Pseudocode Example 1
To calculate the area of a circle, given its radius. INPUT radius circle_area=3.14159*radius*radius OUTPUT circle_area Note: We can use words like GET or READ, etc. instead of INPUT; similarly, we can also use WRITE, PRINT, etc. for OUTPUT.


Pseudocode Example 2a
To find the larger of two user-input numbers. INPUT number1, number2 IF number1 > number2 THEN SET max = number1 ELSE SET max = number2 END IF OUTPUT max


Pseudocode Example 2b
The following is an alternative (and better) form for finding the larger of two user-input numbers. INPUT number1, number2 SET max = number1 IF number2 > max THEN SET max = number2 END IF OUTPUT max

Pseudocode Example 3
To calculate and display the distances travelled by a particle falling under gravity from an initial time 0 to a given maximum time. Assume zero initial velocity. Formula is s=1/2*a*t*t

The results are to be displayed in a table form: Time Elapsed Distance Travelled ---------------------------------0.00 0.00 0.50 1.23 1.00 4.90 1.50 11.03 2.00 19.60 .... ...


Pseudocode Example 3
INPUT max_time, interval SET accel = 9.8, time = 0 PRINT Table Title WHILE time <= max_time distance = 0.5*accel*time*time SET time = time + interval PRINT time, distance END WHILE


Edit, Compile & Link Cycle

1. Create the source program (simple.c) by typing program statements into a program editor. 2. Use a compiler to translate the source program into machine language. This gives an object file (simple.obj) if there are no syntax errors. If there are errors, we need to go back to the editor to fix these errors. 3. Use a linker to combine this object file with other necessary components to get a stand-alone executable file (simple.exe).

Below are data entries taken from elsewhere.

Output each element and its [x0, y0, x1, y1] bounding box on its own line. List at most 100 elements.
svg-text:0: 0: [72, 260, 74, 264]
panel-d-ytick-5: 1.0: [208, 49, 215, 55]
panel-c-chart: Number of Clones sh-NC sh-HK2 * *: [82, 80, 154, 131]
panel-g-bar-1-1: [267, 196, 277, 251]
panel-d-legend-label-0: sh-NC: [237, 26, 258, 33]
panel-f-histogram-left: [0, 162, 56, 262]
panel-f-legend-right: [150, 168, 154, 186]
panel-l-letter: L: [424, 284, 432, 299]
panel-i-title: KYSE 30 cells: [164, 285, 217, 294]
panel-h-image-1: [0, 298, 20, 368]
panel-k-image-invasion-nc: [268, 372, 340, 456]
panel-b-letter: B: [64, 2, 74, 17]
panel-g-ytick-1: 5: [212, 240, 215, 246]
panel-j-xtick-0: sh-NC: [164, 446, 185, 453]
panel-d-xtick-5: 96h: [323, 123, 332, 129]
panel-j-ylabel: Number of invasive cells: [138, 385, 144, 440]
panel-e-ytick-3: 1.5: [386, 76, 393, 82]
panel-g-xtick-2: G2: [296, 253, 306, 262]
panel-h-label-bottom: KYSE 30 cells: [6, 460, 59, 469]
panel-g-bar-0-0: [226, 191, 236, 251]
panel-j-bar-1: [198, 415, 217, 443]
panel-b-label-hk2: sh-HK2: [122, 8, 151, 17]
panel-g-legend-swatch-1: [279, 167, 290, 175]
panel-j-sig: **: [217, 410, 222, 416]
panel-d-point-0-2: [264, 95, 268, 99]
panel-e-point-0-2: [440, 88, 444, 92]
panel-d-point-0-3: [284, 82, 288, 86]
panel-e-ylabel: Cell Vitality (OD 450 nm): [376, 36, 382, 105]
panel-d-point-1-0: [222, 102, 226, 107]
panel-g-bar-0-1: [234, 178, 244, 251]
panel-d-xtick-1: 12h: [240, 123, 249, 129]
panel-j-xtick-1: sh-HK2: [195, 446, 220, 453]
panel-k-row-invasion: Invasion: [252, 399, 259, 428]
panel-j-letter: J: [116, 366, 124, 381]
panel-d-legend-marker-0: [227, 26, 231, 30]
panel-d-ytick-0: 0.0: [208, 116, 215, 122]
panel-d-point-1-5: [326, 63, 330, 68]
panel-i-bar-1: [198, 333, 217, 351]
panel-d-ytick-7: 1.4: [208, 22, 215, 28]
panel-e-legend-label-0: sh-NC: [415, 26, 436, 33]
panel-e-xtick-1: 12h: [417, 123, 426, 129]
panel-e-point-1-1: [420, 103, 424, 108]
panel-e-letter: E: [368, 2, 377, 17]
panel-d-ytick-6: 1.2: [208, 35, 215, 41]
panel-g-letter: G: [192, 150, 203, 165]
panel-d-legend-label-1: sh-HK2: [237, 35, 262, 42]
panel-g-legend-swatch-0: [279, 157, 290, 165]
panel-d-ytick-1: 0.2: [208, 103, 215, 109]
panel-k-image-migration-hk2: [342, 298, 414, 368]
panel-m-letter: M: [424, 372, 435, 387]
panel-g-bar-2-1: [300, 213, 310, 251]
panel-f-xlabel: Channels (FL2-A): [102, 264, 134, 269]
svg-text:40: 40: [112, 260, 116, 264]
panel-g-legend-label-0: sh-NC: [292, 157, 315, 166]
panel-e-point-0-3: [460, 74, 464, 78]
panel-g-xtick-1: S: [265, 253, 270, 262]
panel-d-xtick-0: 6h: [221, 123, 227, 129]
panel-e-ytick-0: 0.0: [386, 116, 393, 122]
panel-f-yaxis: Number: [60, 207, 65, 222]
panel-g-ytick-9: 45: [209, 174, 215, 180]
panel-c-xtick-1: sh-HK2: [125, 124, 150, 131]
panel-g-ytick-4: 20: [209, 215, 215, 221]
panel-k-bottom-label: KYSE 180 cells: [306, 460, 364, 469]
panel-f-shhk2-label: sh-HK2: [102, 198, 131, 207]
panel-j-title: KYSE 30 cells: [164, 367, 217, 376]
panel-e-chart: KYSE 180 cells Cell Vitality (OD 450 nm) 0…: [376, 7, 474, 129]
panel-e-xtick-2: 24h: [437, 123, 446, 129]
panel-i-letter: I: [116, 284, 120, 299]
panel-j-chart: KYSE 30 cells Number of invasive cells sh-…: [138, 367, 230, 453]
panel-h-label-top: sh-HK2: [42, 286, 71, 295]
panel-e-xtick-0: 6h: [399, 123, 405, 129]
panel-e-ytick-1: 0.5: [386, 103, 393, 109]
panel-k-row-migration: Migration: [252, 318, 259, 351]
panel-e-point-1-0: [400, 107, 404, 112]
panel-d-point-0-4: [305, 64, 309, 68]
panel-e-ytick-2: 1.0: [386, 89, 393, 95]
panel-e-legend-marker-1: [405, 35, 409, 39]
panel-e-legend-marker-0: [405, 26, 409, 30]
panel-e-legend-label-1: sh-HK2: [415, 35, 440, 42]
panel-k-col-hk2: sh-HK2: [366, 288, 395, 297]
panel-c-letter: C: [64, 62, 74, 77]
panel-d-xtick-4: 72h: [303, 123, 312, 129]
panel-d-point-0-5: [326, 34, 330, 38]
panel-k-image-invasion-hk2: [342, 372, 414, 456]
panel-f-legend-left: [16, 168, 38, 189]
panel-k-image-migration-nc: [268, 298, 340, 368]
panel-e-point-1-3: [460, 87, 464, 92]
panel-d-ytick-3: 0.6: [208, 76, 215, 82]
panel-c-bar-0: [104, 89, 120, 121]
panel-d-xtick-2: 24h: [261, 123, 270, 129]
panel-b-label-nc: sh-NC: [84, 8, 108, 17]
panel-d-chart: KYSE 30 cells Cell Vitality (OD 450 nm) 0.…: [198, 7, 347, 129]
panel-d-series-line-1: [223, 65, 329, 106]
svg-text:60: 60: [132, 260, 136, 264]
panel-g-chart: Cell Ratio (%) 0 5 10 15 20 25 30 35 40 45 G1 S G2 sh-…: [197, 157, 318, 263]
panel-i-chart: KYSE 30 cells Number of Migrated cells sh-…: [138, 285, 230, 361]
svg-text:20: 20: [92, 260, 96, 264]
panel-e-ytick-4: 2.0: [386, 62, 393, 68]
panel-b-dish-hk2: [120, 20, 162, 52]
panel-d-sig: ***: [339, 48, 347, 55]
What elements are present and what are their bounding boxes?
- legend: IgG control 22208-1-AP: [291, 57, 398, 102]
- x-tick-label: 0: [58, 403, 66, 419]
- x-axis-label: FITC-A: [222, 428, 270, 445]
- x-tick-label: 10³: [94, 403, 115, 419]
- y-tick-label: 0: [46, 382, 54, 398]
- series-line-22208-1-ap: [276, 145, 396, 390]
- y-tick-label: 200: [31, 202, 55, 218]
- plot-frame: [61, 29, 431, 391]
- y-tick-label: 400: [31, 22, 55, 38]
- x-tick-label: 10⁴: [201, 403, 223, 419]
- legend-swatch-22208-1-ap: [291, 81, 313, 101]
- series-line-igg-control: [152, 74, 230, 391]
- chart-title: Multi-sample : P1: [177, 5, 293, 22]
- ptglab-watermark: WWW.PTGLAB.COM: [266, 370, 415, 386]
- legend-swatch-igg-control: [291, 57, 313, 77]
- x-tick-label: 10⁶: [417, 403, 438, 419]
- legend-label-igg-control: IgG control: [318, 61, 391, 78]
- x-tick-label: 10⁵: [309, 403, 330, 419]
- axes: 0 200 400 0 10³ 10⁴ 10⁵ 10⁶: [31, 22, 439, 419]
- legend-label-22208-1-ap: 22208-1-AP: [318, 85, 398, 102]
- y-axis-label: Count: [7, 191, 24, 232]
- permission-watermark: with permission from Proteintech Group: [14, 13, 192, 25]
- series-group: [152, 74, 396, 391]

Edit, Compile & Link Cycle

These steps are usually carried out within an IDE (Integrated Development Environment). An IDE typically contains an editor, a compiler, a linker, a debugger (for helping to find and correct programming errors), and other components. We use the Microsoft Visual C++ in this course.


Errors (Bugs) in Programs

A bug is an error in software/hardware. Correcting a bug is known as debugging. The following types of errors may appear in our programs: Syntax Errors: errors in grammar Logical Errors: errors due to the use of wrong algorithm, wrong formula, etc. Runtime Errors: errors that occur when a program is being executed. An example is division by a variable value which turns out to be zero.